The boy had eaten his breakfast before he reached Hatherton. So much the better; for the apparition of the Sergeant-Major would have left him totally without appetite. As it was, he was in an agony to be gone, every moment expecting to see him approach the little inn to arrest him and Tom.
Tom Orange was uneasy, I am sure, and very fidgety till the fly came round.

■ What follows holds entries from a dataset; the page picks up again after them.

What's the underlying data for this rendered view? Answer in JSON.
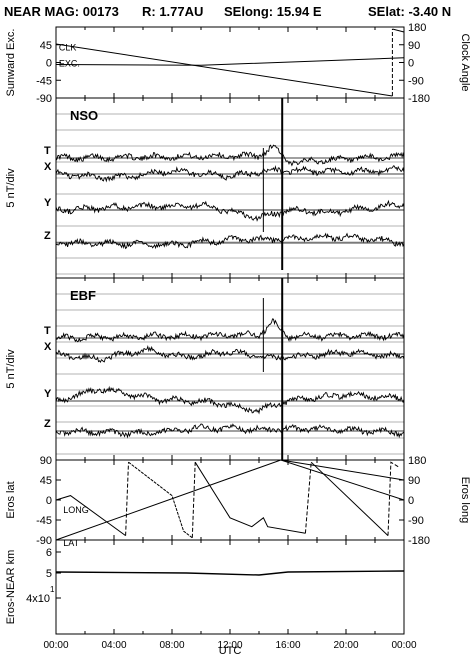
{
  "header": {
    "mission": "NEAR MAG: 00173",
    "range": "R: 1.77AU",
    "selong": "SElong:   15.94 E",
    "selat": "SElat:   -3.40 N"
  },
  "colors": {
    "trace": "#000000",
    "background": "#ffffff",
    "grid": "#000000"
  },
  "chart_data": [
    {
      "type": "line",
      "panel": "sunward-clock",
      "title": "",
      "ylabel": "Sunward Exc.",
      "y2label": "Clock Angle",
      "ylim": [
        -90,
        90
      ],
      "y2lim": [
        -180,
        180
      ],
      "yticks": [
        "45",
        "0",
        "-45",
        "-90"
      ],
      "y2ticks": [
        "180",
        "90",
        "0",
        "-90",
        "-180"
      ],
      "grid": false,
      "series": [
        {
          "name": "CLK",
          "values": [
            [
              0,
              47
            ],
            [
              23.2,
              -85
            ]
          ]
        },
        {
          "name": "EXC.",
          "values": [
            [
              0,
              -5
            ],
            [
              10,
              -7
            ],
            [
              24,
              12
            ]
          ]
        }
      ],
      "annotations": [
        {
          "text": "CLK",
          "at": [
            0.2,
            30
          ]
        },
        {
          "text": "EXC.",
          "at": [
            0.2,
            -10
          ]
        }
      ]
    },
    {
      "type": "line",
      "panel": "NSO",
      "title": "",
      "label": "NSO",
      "ylabel": "5 nT/div",
      "grid": true,
      "series": [
        {
          "name": "T",
          "values": [
            [
              0,
              0
            ],
            [
              14,
              0.3
            ],
            [
              15,
              1.5
            ],
            [
              16,
              -0.5
            ],
            [
              24,
              0.2
            ]
          ]
        },
        {
          "name": "X",
          "values": [
            [
              0,
              0
            ],
            [
              4,
              -0.5
            ],
            [
              8,
              0.4
            ],
            [
              12,
              -0.3
            ],
            [
              15,
              0.5
            ],
            [
              20,
              0.2
            ],
            [
              24,
              0.6
            ]
          ]
        },
        {
          "name": "Y",
          "values": [
            [
              0,
              0
            ],
            [
              4,
              0.3
            ],
            [
              10,
              0.6
            ],
            [
              14,
              -1
            ],
            [
              16,
              0
            ],
            [
              19,
              -0.3
            ],
            [
              24,
              0.8
            ]
          ]
        },
        {
          "name": "Z",
          "values": [
            [
              0,
              0
            ],
            [
              8,
              -0.2
            ],
            [
              12,
              0.4
            ],
            [
              16,
              0.5
            ],
            [
              20,
              0.8
            ],
            [
              24,
              0
            ]
          ]
        }
      ]
    },
    {
      "type": "line",
      "panel": "EBF",
      "title": "",
      "label": "EBF",
      "ylabel": "5 nT/div",
      "grid": true,
      "series": [
        {
          "name": "T",
          "values": [
            [
              0,
              0
            ],
            [
              14,
              0.4
            ],
            [
              15,
              2
            ],
            [
              16,
              0.2
            ],
            [
              24,
              0.3
            ]
          ]
        },
        {
          "name": "X",
          "values": [
            [
              0,
              0
            ],
            [
              3,
              -0.6
            ],
            [
              6,
              0.5
            ],
            [
              9,
              -0.4
            ],
            [
              12,
              0.3
            ],
            [
              15,
              -0.6
            ],
            [
              20,
              0.2
            ],
            [
              24,
              -0.3
            ]
          ]
        },
        {
          "name": "Y",
          "values": [
            [
              0,
              0
            ],
            [
              3,
              1.5
            ],
            [
              7,
              0.2
            ],
            [
              11,
              -0.2
            ],
            [
              14,
              -1.2
            ],
            [
              16,
              0
            ],
            [
              20,
              0.8
            ],
            [
              24,
              0.4
            ]
          ]
        },
        {
          "name": "Z",
          "values": [
            [
              0,
              0
            ],
            [
              6,
              -0.3
            ],
            [
              10,
              0.4
            ],
            [
              14,
              0.2
            ],
            [
              18,
              0.3
            ],
            [
              24,
              -0.2
            ]
          ]
        }
      ]
    },
    {
      "type": "line",
      "panel": "eros-lat-long",
      "title": "",
      "ylabel": "Eros lat",
      "y2label": "Eros long",
      "ylim": [
        -90,
        90
      ],
      "y2lim": [
        -180,
        180
      ],
      "yticks": [
        "90",
        "45",
        "0",
        "-45",
        "-90"
      ],
      "y2ticks": [
        "180",
        "90",
        "0",
        "-90",
        "-180"
      ],
      "grid": false,
      "series": [
        {
          "name": "LAT",
          "values": [
            [
              0,
              -90
            ],
            [
              15.5,
              90
            ],
            [
              24,
              0
            ]
          ]
        },
        {
          "name": "LONG",
          "values": [
            [
              0,
              0
            ],
            [
              1,
              10
            ],
            [
              5,
              -50
            ],
            [
              5.3,
              0
            ],
            [
              8,
              -40
            ],
            [
              10,
              -45
            ],
            [
              11,
              -30
            ],
            [
              13,
              -40
            ],
            [
              15,
              -40
            ],
            [
              16,
              -45
            ],
            [
              20,
              -60
            ],
            [
              23,
              -50
            ]
          ]
        }
      ],
      "annotations": [
        {
          "text": "LONG",
          "at": [
            0.5,
            -20
          ]
        },
        {
          "text": "LAT",
          "at": [
            0.5,
            -95
          ]
        }
      ]
    },
    {
      "type": "line",
      "panel": "eros-near-distance",
      "title": "",
      "ylabel": "Eros-NEAR km",
      "yticks": [
        "6",
        "5",
        "4x10",
        "1"
      ],
      "grid": false,
      "series": [
        {
          "name": "distance",
          "values": [
            [
              0,
              5.2
            ],
            [
              24,
              5.25
            ]
          ]
        }
      ]
    }
  ],
  "xaxis": {
    "label": "UTC",
    "ticks": [
      "00:00",
      "04:00",
      "08:00",
      "12:00",
      "16:00",
      "20:00",
      "00:00"
    ]
  }
}
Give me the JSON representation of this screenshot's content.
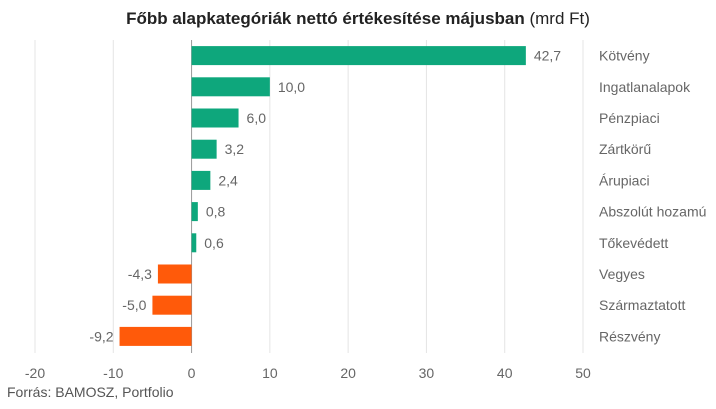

“You know Squire Fairfield of Wyvern?” said the hostess, while they were waiting.
“Ay,” said Tom.
“Did you hear the news?”
“What is it?”
“Shot the night before last in a row with poachers. Gentlemen should leave that sort o’ work to their keepers; but they was always a fightin’ wild lot, them Fairfields; and he’s lyin’ now a dead man—all the same—gave over by Doctor Willett and another—wi’ a whole charge o’ duck-shot lodged under his shoulder.”
“And that’s the news?” said Tom, raising his eyes and looking through the door. He had been looking down on the ground as Mrs. Gumford of the George told her story.
“There’s sharp fellows poachers round there, I’m told,” he said, “next time he’d a’ been out himself with the keepers to take ’em dead or alive. I suppose that wouldn’t answer them.”
“’Tis a wicked world,” said the lady.